As the dough is mixing, drop in cubes of butter, and continue mixing on medium to high speed for another 5 to 10 minutes. Dough will come off the bowl but will be a tad sticky. Remove dough, wrap in plastic wrap. Refrigerate for 1 hour.
Make the butter for croissants
On a floured surface, place the softened butter, and pound out to a 6 by 6-inch square, approximately ½ an inch thick.
Set in the fridge. This square will create the flaky layers between the dough in the croissants.
Finish the croissants
Remove dough from refrigerator and roll out on a lightly floured surface to a 12 by 12-inch rectangle.
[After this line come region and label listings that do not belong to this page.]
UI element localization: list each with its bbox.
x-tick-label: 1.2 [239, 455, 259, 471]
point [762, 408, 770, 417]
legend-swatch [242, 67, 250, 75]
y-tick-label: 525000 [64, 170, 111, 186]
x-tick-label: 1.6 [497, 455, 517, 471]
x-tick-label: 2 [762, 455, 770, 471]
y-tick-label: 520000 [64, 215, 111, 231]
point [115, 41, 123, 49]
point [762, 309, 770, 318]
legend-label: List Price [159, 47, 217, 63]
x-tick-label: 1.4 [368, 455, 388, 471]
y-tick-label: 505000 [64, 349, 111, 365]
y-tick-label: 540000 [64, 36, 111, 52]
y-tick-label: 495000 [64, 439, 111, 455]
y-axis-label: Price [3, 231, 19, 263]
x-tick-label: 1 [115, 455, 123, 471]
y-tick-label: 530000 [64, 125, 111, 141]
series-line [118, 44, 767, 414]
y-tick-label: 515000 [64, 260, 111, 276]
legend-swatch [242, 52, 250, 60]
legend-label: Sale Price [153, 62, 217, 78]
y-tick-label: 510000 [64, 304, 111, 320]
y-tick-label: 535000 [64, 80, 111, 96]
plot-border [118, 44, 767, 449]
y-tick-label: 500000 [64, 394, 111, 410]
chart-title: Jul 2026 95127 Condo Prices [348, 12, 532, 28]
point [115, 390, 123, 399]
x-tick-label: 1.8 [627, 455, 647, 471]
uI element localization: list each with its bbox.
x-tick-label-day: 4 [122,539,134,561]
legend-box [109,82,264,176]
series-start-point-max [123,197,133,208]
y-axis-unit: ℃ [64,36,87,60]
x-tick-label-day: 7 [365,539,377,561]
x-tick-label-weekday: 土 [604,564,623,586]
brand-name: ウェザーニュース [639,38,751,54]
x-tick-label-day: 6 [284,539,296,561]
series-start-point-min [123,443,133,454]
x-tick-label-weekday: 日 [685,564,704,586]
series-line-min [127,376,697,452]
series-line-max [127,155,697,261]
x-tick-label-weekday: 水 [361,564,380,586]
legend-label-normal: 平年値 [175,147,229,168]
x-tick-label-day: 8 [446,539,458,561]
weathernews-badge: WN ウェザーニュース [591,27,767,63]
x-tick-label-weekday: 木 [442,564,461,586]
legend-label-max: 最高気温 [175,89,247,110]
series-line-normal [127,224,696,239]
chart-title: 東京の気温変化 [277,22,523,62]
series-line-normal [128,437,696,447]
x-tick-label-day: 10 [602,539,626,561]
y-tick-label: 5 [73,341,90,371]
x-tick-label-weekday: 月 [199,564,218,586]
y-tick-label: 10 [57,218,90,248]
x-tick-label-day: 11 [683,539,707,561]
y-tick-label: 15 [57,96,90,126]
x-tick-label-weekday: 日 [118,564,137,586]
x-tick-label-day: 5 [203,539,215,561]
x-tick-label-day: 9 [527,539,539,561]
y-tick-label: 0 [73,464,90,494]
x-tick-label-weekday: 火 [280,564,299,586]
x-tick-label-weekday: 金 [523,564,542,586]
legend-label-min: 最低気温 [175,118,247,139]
Place butter square in the middle of the dough, and fold dough around butter first lengthwise in thirds, creating a tall rectangle. And then top to bottom to form a square. Wrap in plastic wrap, and return to the fridge for 2 hours.
Remove from the fridge, roll out, taking care to repeat the 12 by 12-inch rectangle, repeat, and then cover for another hour in the fridge. You will begin to see layers of dough and butter forming that create the flakes in the croissant.
Make the filling
In a small bowl, combine hazelnut spread and rice crispies. Set aside.
Form the croissants
Preheat the oven to 400 degrees. On a floured surface, roll chilled dough out to a 20 by 20-inch rectangle, approximately ¼ inch thick, and then divide the dough in half lengthwise. Divide each half into thirds, widthwise, and then cut each small square in half into triangles. Place about 2 tablespoons of hazelnut spread in the center of each.
Roll each croissant up and place on a baking sheet lined with parchment paper, and allow to proof. Once they have doubled in size, cover with the beaten egg, and bake for 18 to 20 minutes until golden brown. Remove from oven, and allow to cool for up to 20 minutes.
Decorate the croissants
Drizzle the melted milk chocolate over the croissants. Sprinkle with chopped hazelnuts, and serve. Croissants taste best the day of.